Gross profit margins disappointed in the third quarter and this is an area that SentinelOne needs to begin demonstrating progress. SentinelOne are targeting gross margins of 75-80+ percent in the long-term but have been facing headwinds from the migration of customers to the DataSet backend. While management has suggested that win rates are healthy and there has been no change in the pricing environment, an ongoing inability to scale gross margins could call into question the company’s competitive position.
SentinelOne’s operating losses remain large, despite substantial progress being made over the past few quarters. Management has begun taking a more prudent approach to investments, including moderating headcount growth, and they are also trying to streamline processes and improve productivity. SaaS companies in general should also be aided by the fact that the market for talent has cooled significantly. For companies that are managed in the interest of shareholders, this should lead to lower compensation expenses.
SentinelOne continue to target operating breakeven in FY2025 and positive free cash flow by the end of this year, which based on their current trajectory and the past experience of similar companies is an achievable, although aggressive target.
Much of SentinelOne’s operating expenses are due to sales and marketing, but this does not imply they have a problem with their salesforce. SentinelOne’s magic number was over 1.2x in the third quarter, in line with CrowdStrike’s magic number of 1.2x.
Nearly half of SentinelOne’s sales reps are still ramping and as they mature, meaningful productivity gains should be realized.

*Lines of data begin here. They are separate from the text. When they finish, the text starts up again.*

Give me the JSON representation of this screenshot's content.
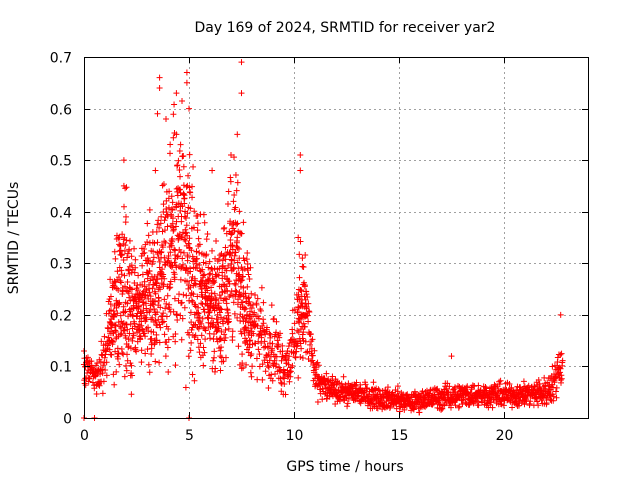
{
  "chart_data": {
    "type": "scatter",
    "title": "Day 169 of 2024, SRMTID for receiver yar2",
    "xlabel": "GPS time / hours",
    "ylabel": "SRMTID / TECUs",
    "xlim": [
      0,
      24
    ],
    "ylim": [
      0,
      0.7
    ],
    "xticks": [
      0,
      5,
      10,
      15,
      20
    ],
    "yticks": [
      0,
      0.1,
      0.2,
      0.3,
      0.4,
      0.5,
      0.6,
      0.7
    ],
    "xtick_labels": [
      "0",
      "5",
      "10",
      "15",
      "20"
    ],
    "ytick_labels": [
      "0",
      "0.1",
      "0.2",
      "0.3",
      "0.4",
      "0.5",
      "0.6",
      "0.7"
    ],
    "grid": true,
    "marker": "+",
    "color": "#ff0000",
    "series": [
      {
        "name": "SRMTID",
        "envelope_x": [
          0.0,
          0.5,
          0.8,
          1.2,
          1.6,
          2.0,
          2.5,
          3.0,
          3.5,
          4.0,
          4.5,
          5.0,
          5.5,
          6.0,
          6.5,
          7.0,
          7.5,
          8.0,
          8.5,
          9.0,
          9.5,
          10.0,
          10.3,
          10.6,
          11.0,
          11.5,
          12.0,
          13.0,
          14.0,
          15.0,
          15.5,
          16.0,
          17.0,
          18.0,
          19.0,
          20.0,
          21.0,
          22.0,
          22.4,
          22.8
        ],
        "envelope_y": [
          0.1,
          0.08,
          0.09,
          0.17,
          0.22,
          0.25,
          0.2,
          0.23,
          0.25,
          0.33,
          0.35,
          0.3,
          0.25,
          0.23,
          0.2,
          0.33,
          0.25,
          0.18,
          0.16,
          0.14,
          0.1,
          0.13,
          0.22,
          0.2,
          0.08,
          0.06,
          0.05,
          0.05,
          0.04,
          0.035,
          0.03,
          0.035,
          0.04,
          0.045,
          0.045,
          0.045,
          0.045,
          0.05,
          0.07,
          0.12
        ],
        "spread": [
          0.03,
          0.02,
          0.04,
          0.08,
          0.12,
          0.14,
          0.1,
          0.11,
          0.16,
          0.2,
          0.2,
          0.18,
          0.12,
          0.1,
          0.1,
          0.16,
          0.12,
          0.08,
          0.07,
          0.06,
          0.05,
          0.06,
          0.1,
          0.08,
          0.03,
          0.025,
          0.02,
          0.02,
          0.02,
          0.018,
          0.015,
          0.018,
          0.02,
          0.02,
          0.02,
          0.02,
          0.02,
          0.025,
          0.03,
          0.05
        ],
        "outliers": [
          [
            0.0,
            0.13
          ],
          [
            0.0,
            0.0
          ],
          [
            0.5,
            0.0
          ],
          [
            5.0,
            0.0
          ],
          [
            1.9,
            0.5
          ],
          [
            1.9,
            0.45
          ],
          [
            3.6,
            0.66
          ],
          [
            3.6,
            0.64
          ],
          [
            3.5,
            0.59
          ],
          [
            4.4,
            0.63
          ],
          [
            4.9,
            0.67
          ],
          [
            4.9,
            0.65
          ],
          [
            5.0,
            0.6
          ],
          [
            4.4,
            0.55
          ],
          [
            4.6,
            0.53
          ],
          [
            7.5,
            0.69
          ],
          [
            7.5,
            0.63
          ],
          [
            7.0,
            0.51
          ],
          [
            7.3,
            0.55
          ],
          [
            10.3,
            0.51
          ],
          [
            10.3,
            0.48
          ],
          [
            10.2,
            0.35
          ],
          [
            10.4,
            0.31
          ],
          [
            3.4,
            0.48
          ],
          [
            17.5,
            0.12
          ],
          [
            22.7,
            0.2
          ],
          [
            2.0,
            0.39
          ],
          [
            6.1,
            0.48
          ]
        ]
      }
    ]
  }
}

SentinelOne’s employee retention also remains better than industry average, something that some companies have struggled with over the past few years.
SentinelOne believes that their ability to offer automated solutions and best-in-class protection help them to win customers. Multi-tenancy support, fully customizable role-based access control and a full set of open and documented APIs are also highlighted strengths.
Management continues to point to wins across a significant majority of competitive situations, which is somewhat difficult to parse given that CrowdStrike make similar claims. This would suggest that CrowdStrike and SentinelOne are often not competing directly against each other or that win rates are not as strong as implied.
SentinelOne has also suggested that they are seeing more Microsoft (MSFT) displacements, with some customers citing cost as a primary reason. This, despite the fact that Microsoft’s solutions may be bundled and hence perceived as free. In this case, integration and management costs and affiliated services are likely to dominate the TCO.
High win rates, along with low churn, will eventually translate to more reasonable sales and marketing expenses. This can be seen by looking at the LTV/CAC ratio and profitability of a range of software companies. While SentinelOne cannot currently be considered a top tier firm based on this metric, it should be able to achieve a solid level of profitability. There is also scope for this metric to improve as SentinelOne’s salesforce matures and SentinelOne continues to expand within its existing customer base.
SentinelOne trades on a low revenue multiple given the company’s gross profit margins and growth rate. This stems from current investor demand for profitability, something that SentinelOne is still quite a long way from achieving. Despite this, the underlying unit economics of SentinelOne’s business are attractive and this will become more apparent as the business scales and growth moderates. While the short-term may remain volatile, it is likely that over a 5+ year time horizon SentinelOne’s share price moves significantly higher.